Argentina maintains rate as core inflation still too high

     Argentina's central bank maintained its monetary policy rate at 26.25 percent, as expected, confirming its view that disinflation is continuing but core inflation remains too high.
      The Central Bank of Argentina (BCRA) has kept its rate steady since a surprise 150 basis point hike in April after inflation expectations rose.
       As in its previous policy statement from Aug. 8, the BCRA said inflation in August is expected to be lower than in July as the process of disinflation continues but core inflation is still above its targeted level.
       Last month Argentina's national statistics institute for the first time published a national consumer price index for the month of June. The new index is used by BCRA to judge compliance of prices with it target of reducing inflation to between 12 percent and 17 percent this year and 10.0 percent, plus/minus 2 percentage points in 2018.
       As expected by the central bank, general consumer prices rose by 1.7 percent in July from June due to changes in regulated prices while core inflation was up 1.8 percent.

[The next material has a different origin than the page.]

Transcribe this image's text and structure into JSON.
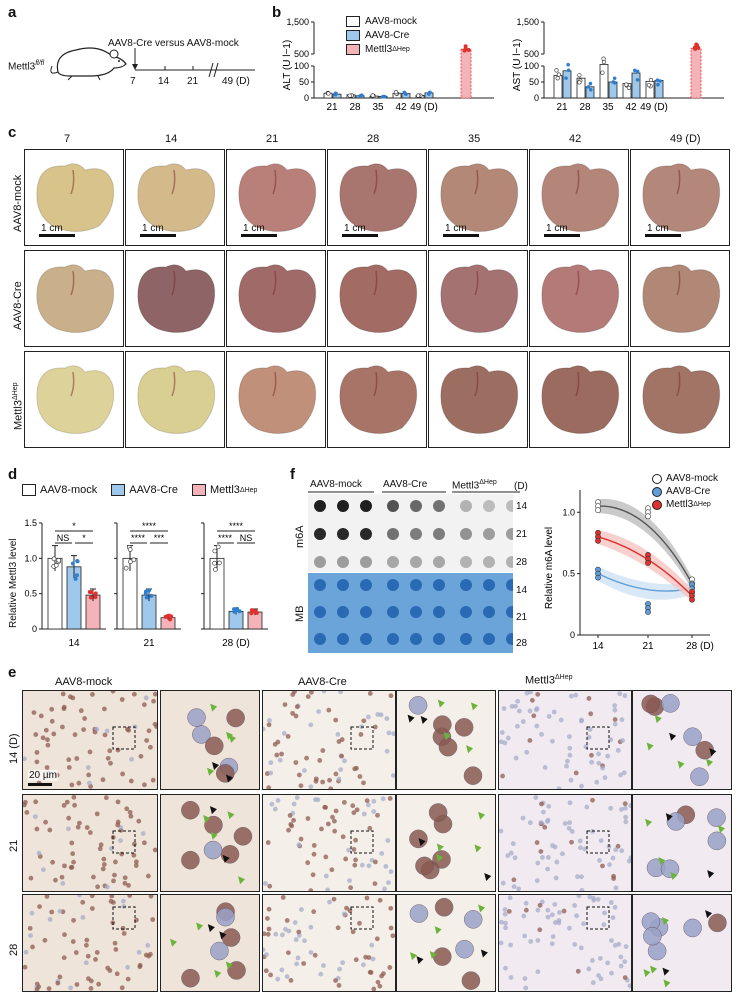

       However, the BCRA also said the annual general inflation rate declined to 21.4 percent in July from 21.8 percent in June and the core inflation rate eased to 22.5 percent from 22.6 percent.
      Argentina's inflation rate rose to a 2017-high of 40.5 percent in April, with prices driven higher by the government's removal of energy and transport subsidies to reduce the federal deficit.
     Argentina's peso has been firming in the last week after falling from May to early August. Today the peso was trading at 17.2 to the U.S. dollar today, down 7.8 percent this year.
      The country's president, Mauricio Marcri, let the peso float shortly after taking office in December 2015, removing many of the controls that previous governments had used to prop up the currency and protect foreign reserves.